Ingram also discussed steps being taken in the legislature including House Bill 248 focused on ensuring quality recovery housing which was signed into law by the governor last week.

From Crisis, to Care, to College, to Career: Long Term Success for People in Recovery

A partnership between Addiction Recovery Care (ARC), Destiny Workforce Solutions, and The Millard College in Lawrence County, Kentucky is helping to set up individuals in recovery for long-term success. 

Matt Brown, chief administrative officer at ARC, applauded the work of the Kentucky Chamber, calling the organization a champion on this issue for paving the way for how other states think about these issues.

Brown, who suffered with substance use disorder for 18 years starting in high school, did not think he would ever recover until he found himself at ARC in 2014 in a recovery and job training program that changed his life.
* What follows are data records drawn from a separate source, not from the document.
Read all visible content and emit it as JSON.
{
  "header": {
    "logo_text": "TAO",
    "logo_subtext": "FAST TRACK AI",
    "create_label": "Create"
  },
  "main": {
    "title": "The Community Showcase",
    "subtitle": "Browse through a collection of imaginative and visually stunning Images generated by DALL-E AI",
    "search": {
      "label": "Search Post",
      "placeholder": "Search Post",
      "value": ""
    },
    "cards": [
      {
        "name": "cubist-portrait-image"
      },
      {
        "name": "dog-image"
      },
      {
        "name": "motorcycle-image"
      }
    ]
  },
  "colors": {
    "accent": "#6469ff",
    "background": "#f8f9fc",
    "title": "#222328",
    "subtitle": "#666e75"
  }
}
ARC’s Kentucky Market President John Wilson said science shows that the best chance for success hinges on successful treatment and employment following treatment which ARC has formed a model for with its Crisis to Career program.

Partnering with Millard College, individuals are trained for roles that are needed regionally and nationally under the motto “discover your destiny.”
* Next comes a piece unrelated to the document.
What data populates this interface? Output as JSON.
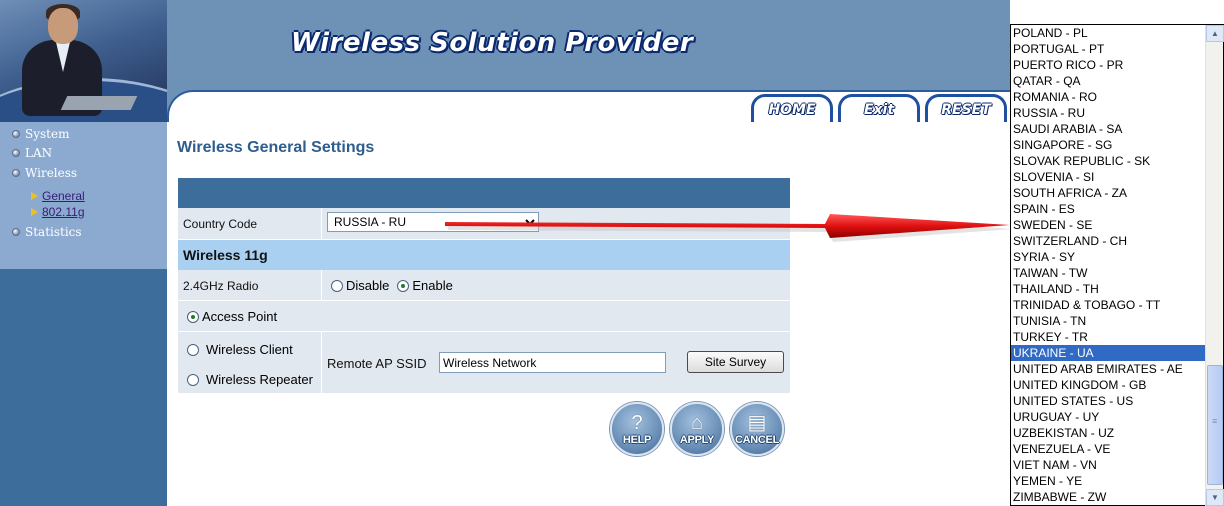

The group touted the successes seen at Toyotatomi through this pipeline with individuals being hired full time, many completing some level of an educational program, some purchasing vehicles to provide themselves with transportation, and even one who is now a homeowner.
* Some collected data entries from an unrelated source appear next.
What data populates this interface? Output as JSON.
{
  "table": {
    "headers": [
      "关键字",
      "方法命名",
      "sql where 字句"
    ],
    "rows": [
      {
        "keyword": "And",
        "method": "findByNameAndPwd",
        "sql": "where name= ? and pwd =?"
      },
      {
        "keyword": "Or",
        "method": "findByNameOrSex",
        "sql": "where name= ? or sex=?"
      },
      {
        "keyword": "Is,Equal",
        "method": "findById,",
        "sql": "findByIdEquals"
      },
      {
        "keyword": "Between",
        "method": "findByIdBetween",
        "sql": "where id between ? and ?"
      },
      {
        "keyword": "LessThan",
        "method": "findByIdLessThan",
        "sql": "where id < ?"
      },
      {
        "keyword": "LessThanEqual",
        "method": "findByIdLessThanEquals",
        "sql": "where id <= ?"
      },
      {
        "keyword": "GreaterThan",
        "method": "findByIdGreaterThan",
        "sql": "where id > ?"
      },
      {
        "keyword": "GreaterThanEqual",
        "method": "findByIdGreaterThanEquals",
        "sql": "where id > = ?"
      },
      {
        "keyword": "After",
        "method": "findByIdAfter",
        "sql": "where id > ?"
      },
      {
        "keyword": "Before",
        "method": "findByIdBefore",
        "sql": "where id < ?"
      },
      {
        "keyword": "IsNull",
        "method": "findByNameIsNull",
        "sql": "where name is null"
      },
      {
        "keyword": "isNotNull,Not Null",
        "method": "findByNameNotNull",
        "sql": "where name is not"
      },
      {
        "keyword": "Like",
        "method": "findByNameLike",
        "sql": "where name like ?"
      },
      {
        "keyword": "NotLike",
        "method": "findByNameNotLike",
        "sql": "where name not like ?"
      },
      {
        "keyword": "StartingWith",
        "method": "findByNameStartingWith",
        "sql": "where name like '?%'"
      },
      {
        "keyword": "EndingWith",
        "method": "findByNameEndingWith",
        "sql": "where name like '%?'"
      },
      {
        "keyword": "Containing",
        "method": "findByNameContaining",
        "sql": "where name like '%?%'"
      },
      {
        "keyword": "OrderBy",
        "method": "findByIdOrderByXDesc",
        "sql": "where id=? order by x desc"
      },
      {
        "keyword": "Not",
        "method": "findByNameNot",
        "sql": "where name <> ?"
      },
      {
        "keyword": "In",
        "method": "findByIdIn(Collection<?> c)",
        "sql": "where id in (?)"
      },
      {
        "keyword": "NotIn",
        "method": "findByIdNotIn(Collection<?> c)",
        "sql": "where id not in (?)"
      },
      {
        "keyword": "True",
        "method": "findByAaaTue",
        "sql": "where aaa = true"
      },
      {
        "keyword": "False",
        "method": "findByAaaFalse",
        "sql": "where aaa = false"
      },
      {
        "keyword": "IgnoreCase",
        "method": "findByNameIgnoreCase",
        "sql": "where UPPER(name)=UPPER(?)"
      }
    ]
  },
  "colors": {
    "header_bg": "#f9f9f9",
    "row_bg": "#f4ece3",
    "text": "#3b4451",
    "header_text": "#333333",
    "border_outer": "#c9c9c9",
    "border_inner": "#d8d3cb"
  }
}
Destiny Workforce Solutions said partnerships like this and others help minimize barriers to fair chance employment across the state.

Stories of Recovery

Throughout the conference, attendees heard powerful stories of recovery followed by success in the workforce.

Hunter Glasscock, a program director at Addiction Recovery Care said his childhood was similar to many others. He grew up in a good household and was focused on sports from a young age. When he went to college and stopped pursuing sports, everything changed.

He stayed at Western Kentucky University for one semester before having to move home where he was using frequently and had 27 different jobs, none lasting more than two months. In 2016, his daughter was born, but he was using more than ever behind people’s backs until his new family moved out and out of state.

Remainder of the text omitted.